I dati Istat, elaborati dal Censis, dicono che nel 2016 l’Italia si è collocata all’ultimo posto tra i Paesi dell’Unione europea per tassi di attività femminile. Tra i 15 e i 64 anni hanno un’occupazione solo il 55% contro l’80,5% della Svezia. Non solo. Siamo al terzo posto, dopo Grecia e Cipro, per part-time involontario, cioè obbligato. E le poche «fortunate» che un lavoro ce l’hanno guadagnano meno dei colleghi maschi: il 3,7% nel settore pubblico e addirittura il 19,6% nel privato. Ovvio che le italiane siano le più sfiduciate d’Europa per quanto riguarda le prospettive di carriera, e questo sebbene il numero delle donne laureate, dal 1991, cresca costantemente rispetto ai maschi. Se poi a questi dati si aggiunge il «carico familiare» – con 4 ore di lavoro in più rispetto a mariti e compagni – il quadro si fa ancora più drammatico.
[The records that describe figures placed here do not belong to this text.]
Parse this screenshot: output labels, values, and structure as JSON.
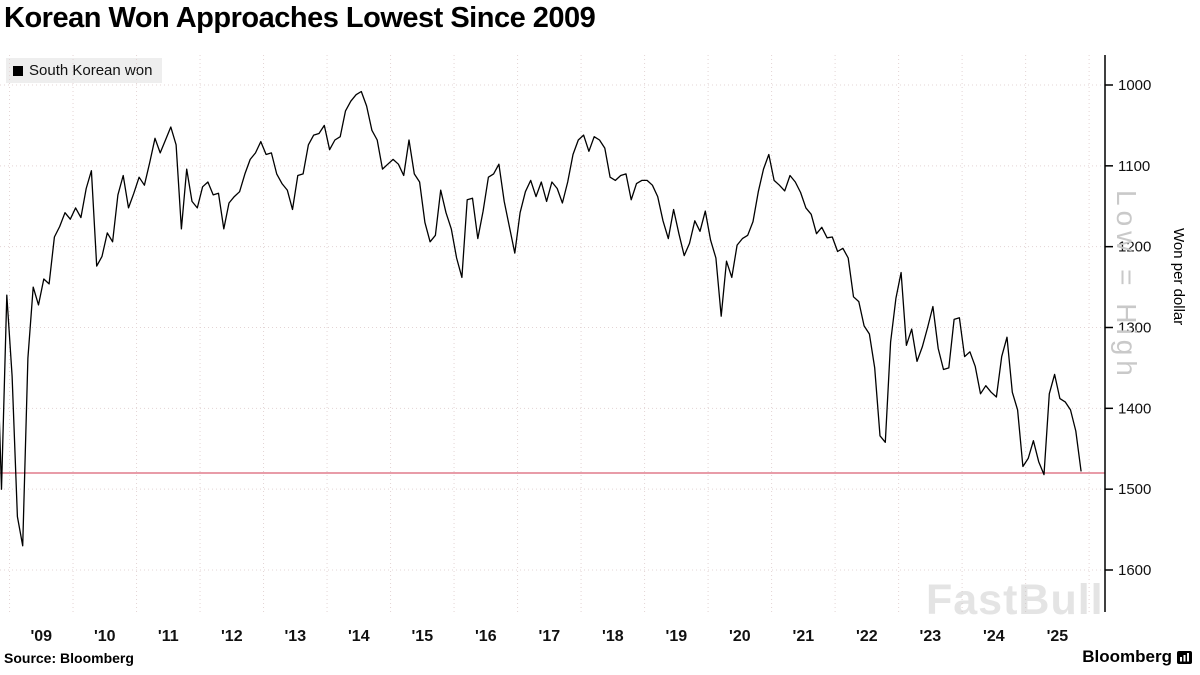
{
  "title": "Korean Won Approaches Lowest Since 2009",
  "legend": {
    "label": "South Korean won",
    "swatch_color": "#000000"
  },
  "footer": {
    "source": "Source: Bloomberg",
    "brand": "Bloomberg"
  },
  "watermarks": {
    "axis_note": "Low = High",
    "brand": "FastBull"
  },
  "chart_data": {
    "type": "line",
    "title": "Korean Won Approaches Lowest Since 2009",
    "series_name": "South Korean won",
    "ylabel": "Won per dollar",
    "y_inverted": true,
    "grid": true,
    "grid_color": "#e3d4d4",
    "line_color": "#000000",
    "ref_line": {
      "value": 1480,
      "color": "#d03a52"
    },
    "ylim": [
      1000,
      1600
    ],
    "xlim": [
      2008.85,
      2026.25
    ],
    "y_ticks": [
      1000,
      1100,
      1200,
      1300,
      1400,
      1500,
      1600
    ],
    "x_tick_labels": [
      "'09",
      "'10",
      "'11",
      "'12",
      "'13",
      "'14",
      "'15",
      "'16",
      "'17",
      "'18",
      "'19",
      "'20",
      "'21",
      "'22",
      "'23",
      "'24",
      "'25"
    ],
    "x_tick_positions": [
      2009.5,
      2010.5,
      2011.5,
      2012.5,
      2013.5,
      2014.5,
      2015.5,
      2016.5,
      2017.5,
      2018.5,
      2019.5,
      2020.5,
      2021.5,
      2022.5,
      2023.5,
      2024.5,
      2025.5
    ],
    "x_start": 2008.79,
    "x_step": 0.083333,
    "values": [
      1290,
      1500,
      1260,
      1360,
      1534,
      1570,
      1338,
      1250,
      1272,
      1240,
      1246,
      1188,
      1175,
      1158,
      1166,
      1152,
      1164,
      1128,
      1106,
      1224,
      1212,
      1183,
      1194,
      1136,
      1112,
      1152,
      1134,
      1114,
      1124,
      1096,
      1066,
      1084,
      1068,
      1052,
      1074,
      1178,
      1104,
      1144,
      1152,
      1126,
      1120,
      1136,
      1134,
      1178,
      1146,
      1138,
      1132,
      1110,
      1092,
      1084,
      1070,
      1086,
      1084,
      1110,
      1122,
      1130,
      1154,
      1112,
      1110,
      1074,
      1062,
      1060,
      1050,
      1080,
      1068,
      1064,
      1032,
      1020,
      1012,
      1008,
      1026,
      1056,
      1068,
      1104,
      1098,
      1092,
      1098,
      1112,
      1068,
      1110,
      1120,
      1170,
      1194,
      1186,
      1130,
      1158,
      1178,
      1214,
      1238,
      1142,
      1140,
      1190,
      1156,
      1114,
      1110,
      1098,
      1144,
      1176,
      1208,
      1158,
      1132,
      1118,
      1138,
      1120,
      1144,
      1120,
      1128,
      1146,
      1120,
      1086,
      1068,
      1062,
      1082,
      1064,
      1068,
      1078,
      1114,
      1118,
      1112,
      1110,
      1142,
      1122,
      1118,
      1118,
      1124,
      1138,
      1168,
      1190,
      1154,
      1184,
      1211,
      1196,
      1168,
      1181,
      1156,
      1192,
      1214,
      1286,
      1218,
      1238,
      1198,
      1190,
      1186,
      1169,
      1132,
      1104,
      1086,
      1118,
      1124,
      1131,
      1112,
      1120,
      1133,
      1152,
      1160,
      1184,
      1176,
      1189,
      1188,
      1206,
      1202,
      1214,
      1262,
      1268,
      1298,
      1308,
      1350,
      1434,
      1442,
      1318,
      1264,
      1232,
      1322,
      1302,
      1342,
      1324,
      1300,
      1274,
      1326,
      1352,
      1350,
      1290,
      1288,
      1336,
      1330,
      1348,
      1382,
      1372,
      1380,
      1386,
      1336,
      1312,
      1380,
      1402,
      1472,
      1462,
      1440,
      1466,
      1482,
      1382,
      1358,
      1388,
      1392,
      1402,
      1428,
      1478
    ]
  }
}
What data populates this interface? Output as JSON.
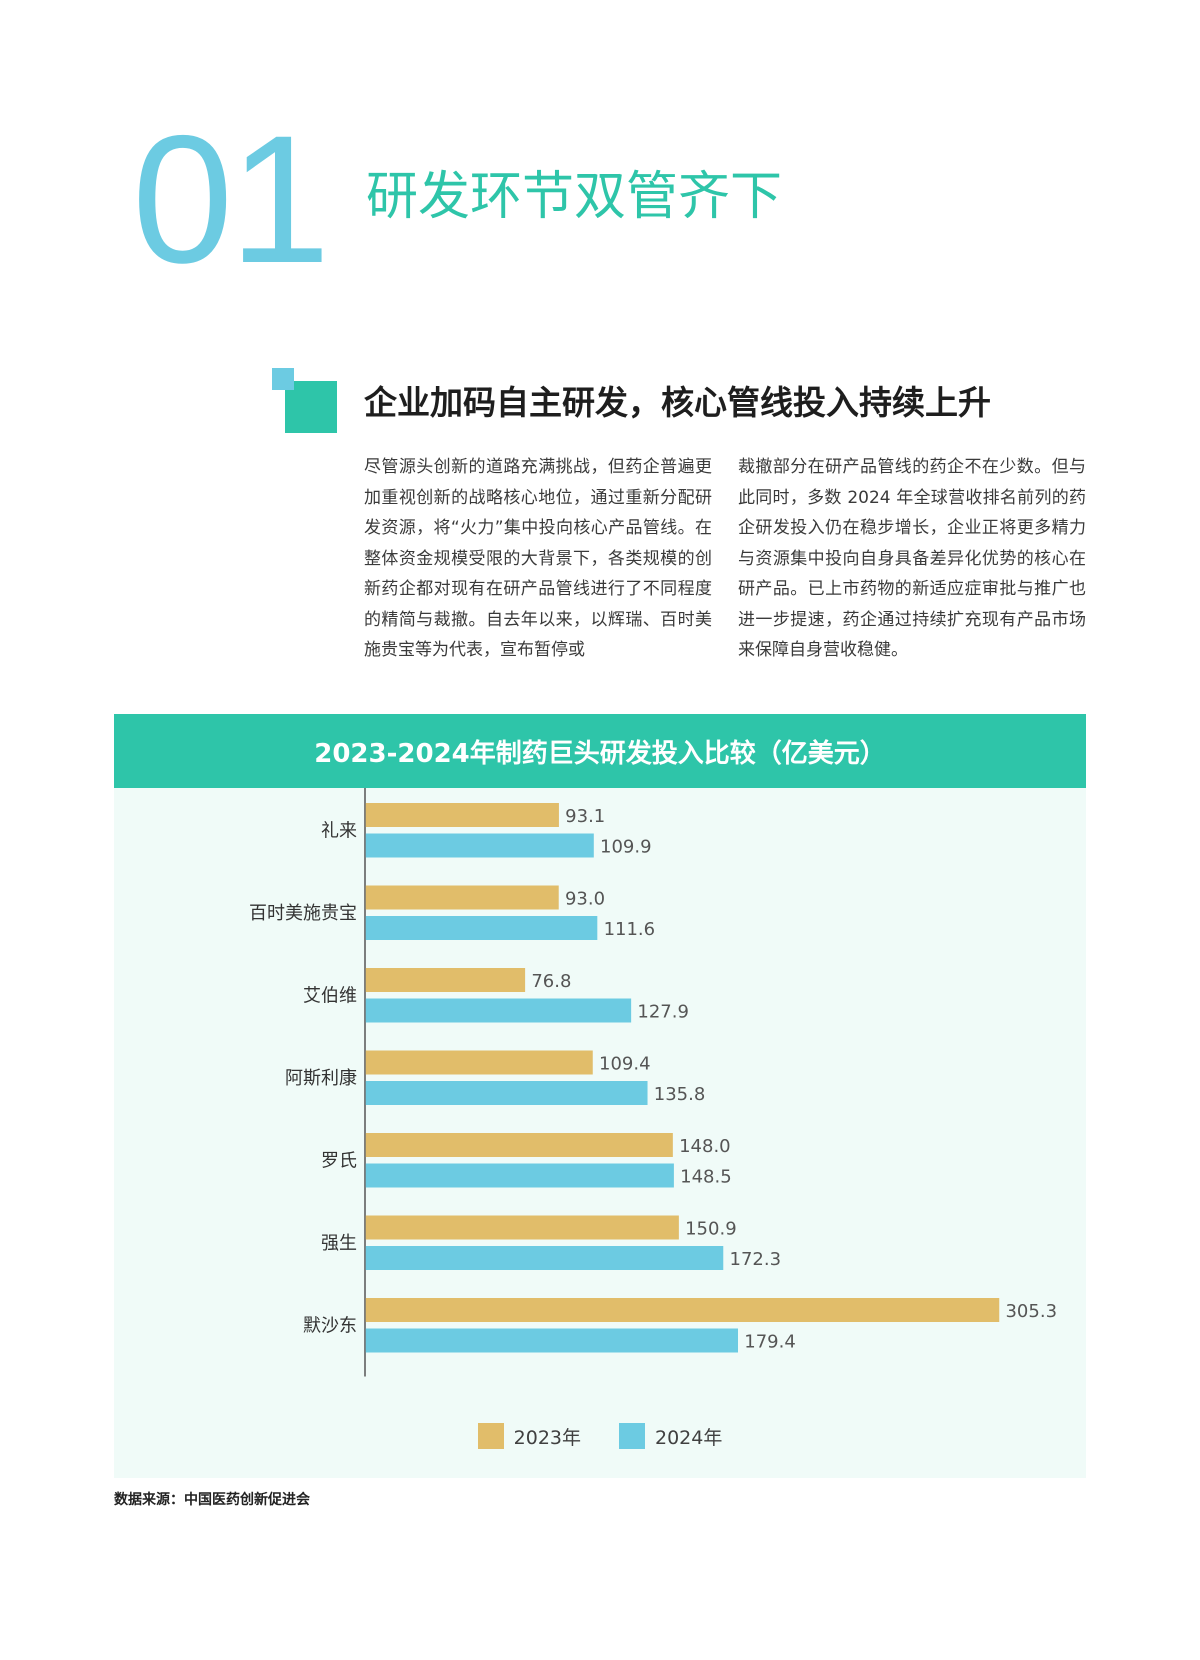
{
  "chapter": {
    "number": "01",
    "title": "研发环节双管齐下"
  },
  "section": {
    "title": "企业加码自主研发，核心管线投入持续上升",
    "paragraph_left": "尽管源头创新的道路充满挑战，但药企普遍更加重视创新的战略核心地位，通过重新分配研发资源，将“火力”集中投向核心产品管线。在整体资金规模受限的大背景下，各类规模的创新药企都对现有在研产品管线进行了不同程度的精简与裁撤。自去年以来，以辉瑞、百时美施贵宝等为代表，宣布暂停或",
    "paragraph_right": "裁撤部分在研产品管线的药企不在少数。但与此同时，多数 2024 年全球营收排名前列的药企研发投入仍在稳步增长，企业正将更多精力与资源集中投向自身具备差异化优势的核心在研产品。已上市药物的新适应症审批与推广也进一步提速，药企通过持续扩充现有产品市场来保障自身营收稳健。"
  },
  "chart_data": {
    "type": "bar",
    "orientation": "horizontal",
    "title": "2023-2024年制药巨头研发投入比较（亿美元）",
    "categories": [
      "礼来",
      "百时美施贵宝",
      "艾伯维",
      "阿斯利康",
      "罗氏",
      "强生",
      "默沙东"
    ],
    "series": [
      {
        "name": "2023年",
        "color": "#e1bd6a",
        "values": [
          93.1,
          93.0,
          76.8,
          109.4,
          148.0,
          150.9,
          305.3
        ],
        "labels": [
          "93.1",
          "93.0",
          "76.8",
          "109.4",
          "148.0",
          "150.9",
          "305.3"
        ]
      },
      {
        "name": "2024年",
        "color": "#6ccbe2",
        "values": [
          109.9,
          111.6,
          127.9,
          135.8,
          148.5,
          172.3,
          179.4
        ],
        "labels": [
          "109.9",
          "111.6",
          "127.9",
          "135.8",
          "148.5",
          "172.3",
          "179.4"
        ]
      }
    ],
    "xlim": [
      0,
      330
    ],
    "legend": "bottom-center",
    "grid": false
  },
  "source": "数据来源：中国医药创新促进会",
  "colors": {
    "accent_green": "#2ec5a9",
    "accent_blue": "#6ccbe2",
    "bar_2023": "#e1bd6a",
    "bar_2024": "#6ccbe2",
    "chart_panel_bg": "#f0fbf8"
  }
}
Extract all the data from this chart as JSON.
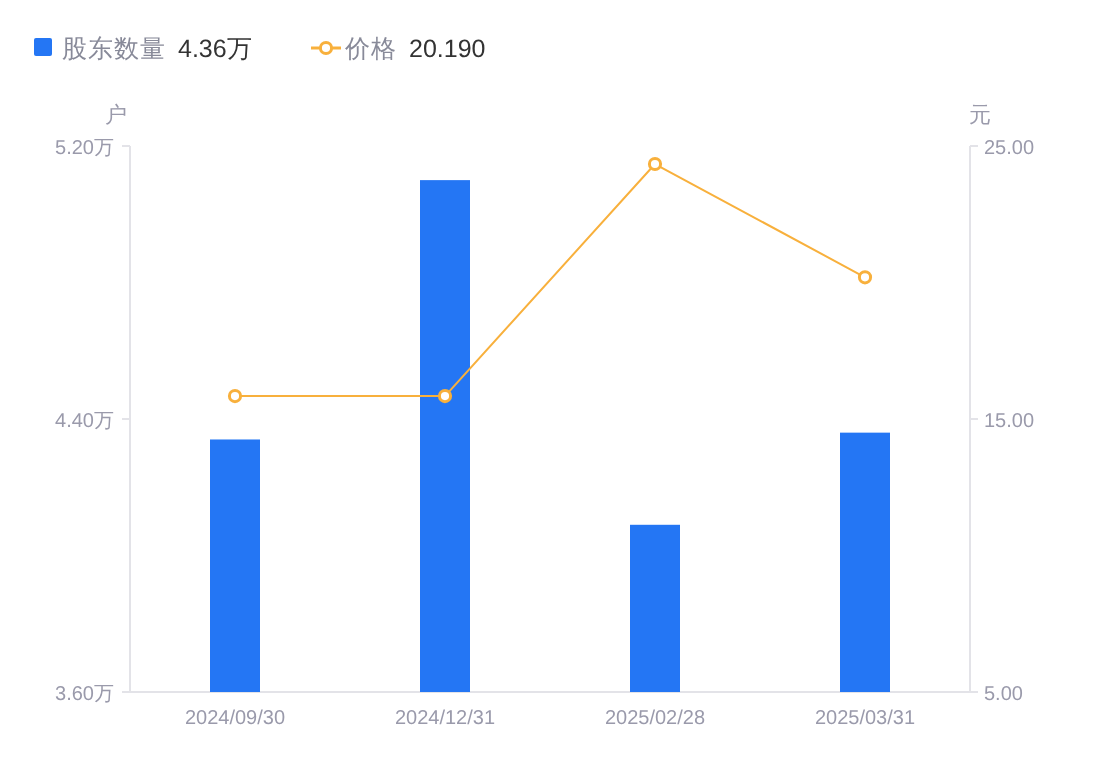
{
  "chart_data": {
    "type": "bar",
    "categories": [
      "2024/09/30",
      "2024/12/31",
      "2025/02/28",
      "2025/03/31"
    ],
    "series": [
      {
        "name": "股东数量",
        "color": "#2476f4",
        "values": [
          4.34,
          5.1,
          4.09,
          4.36
        ]
      },
      {
        "name": "价格",
        "type": "line",
        "axis": "y2",
        "color": "#f8b03c",
        "values": [
          15.84,
          15.84,
          24.34,
          20.19
        ]
      }
    ],
    "ylabel": "户",
    "y2label": "元",
    "ylim": [
      3.6,
      5.2
    ],
    "yticks": [
      {
        "value": 3.6,
        "label": "3.60万"
      },
      {
        "value": 4.4,
        "label": "4.40万"
      },
      {
        "value": 5.2,
        "label": "5.20万"
      }
    ],
    "y2lim": [
      5,
      25
    ],
    "y2ticks": [
      {
        "value": 5,
        "label": "5.00"
      },
      {
        "value": 15,
        "label": "15.00"
      },
      {
        "value": 25,
        "label": "25.00"
      }
    ],
    "annotations": [
      "4.36万",
      "20.190"
    ],
    "legend": "top left",
    "marker": "circle",
    "grid": false
  }
}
E le cose vanno peggio al Sud e nella nostra città, a partire dalla difficoltà di reperire i dati, ora che gli uffici studio dei sindacati sono stati soppressi. Ma come si fa a programmare politiche di riequilibrio di genere se non si ha una conoscenza precisa del fenomeno? I dati forniti dalla Uil – dalla responsabile del coordinamento territoriale Pari opportunità Serena Vitale e dal segretario generale Fortunato Parisi – ci dicono che, per il 2015, nella provincia di Catania il tasso di occupazione femminile (dai 14 ai 64 anni) è la metà del dato nazionale: il 27,6%, meno che a Messina (32,5%), Ragusa (32,3%), Siracusa (31,0%), Trapani (29,9%), Enna (28,2%), e meglio solo rispetto a Palermo (26,5%), Agrigento (24,4%) e Caltanissetta (22,5%). Un popolo di donne disoccupate, con quel che questo implica per l’autodeterminazione.
Numeri a parte, Catania aderisce comunque alla campagna mondiale «Non una di meno» contro la violenza e la svalutazione delle donne nel lavoro, nella società e in famiglia. Una mobilitazione cui hanno aderito 40 Paesi e che prevede lo sciopero generale delle donne, cioè l’«astensione dal lavoro produttivo e riproduttivo». Un modo per dire che «se noi donne non valiamo, se le nostre vite non valgono, allora ci fermiamo. Ci fermiamo per i nostri diritti di donne». Uno sciopero «per affermare la nostra forza a partire dalla sottrazione».
A Catania hanno aderito varie sigle sindacali (Usi, Slai Cobas per il sindacato di Classe, Cobas, Confederazione dei Comitati di Base, Usb, Sial Cobas, Usi-Ait, Usb, Sgb e Area sinistra sindacale Cgil) e associazioni e movimenti (Thamaia Onlus, Genus – studi di genere università di Catania, Lila, Chiese battiste e valdesi, RivoltaPagina, Sen, Queers, Comitato San Berillo, Arci gay, Coordinamento studentesco Catania).
In questa occasione si terrà anche un corteo che partirà alle 18,30 da piazza Dante per concludersi in piazza Università dopo avere attraversato via Plebiscito e via Etnea.
Altro appuntamento della giornata è quello delle operatrici di Thamaia, stamattina alle 10, davanti al Tribunale di piazza Verga, luogo simbolo di tante battaglie femministe, dove le donne chiedono giustizia e dove, spesso, sono oggetto di ulteriori soprusi, discriminazioni e violenze. Oggi 8 marzo le operatrici di Thamaia, per la prima volta in tanti anni, si asterranno dal lavoro nell’ambito della campagna «#NonUnaDiMeno #LottoMarzo» e per ribadire la specificità dei centri antiviolenza, «che devono restare luoghi delle donne in cui i saperi e le pratiche femministe costituiscono la metodologia di accoglienza», contro i processi in atto di «ingerenza del patriarcato istituzionale il cui fine è quello di istituzionalizzare i centri antiviolenza e di trasformarli in meri erogatori di servizi gestiti da figure professionali definite». Thamaia denuncia anche il mancato finanziamento di una casa rifugio per donne vittime di violenza familiare in particolare dal Comune che non ha deliberato una spesa di 35.000 euro mentre ne ne spendeva 415.000 per i festeggiamenti della patrona della città.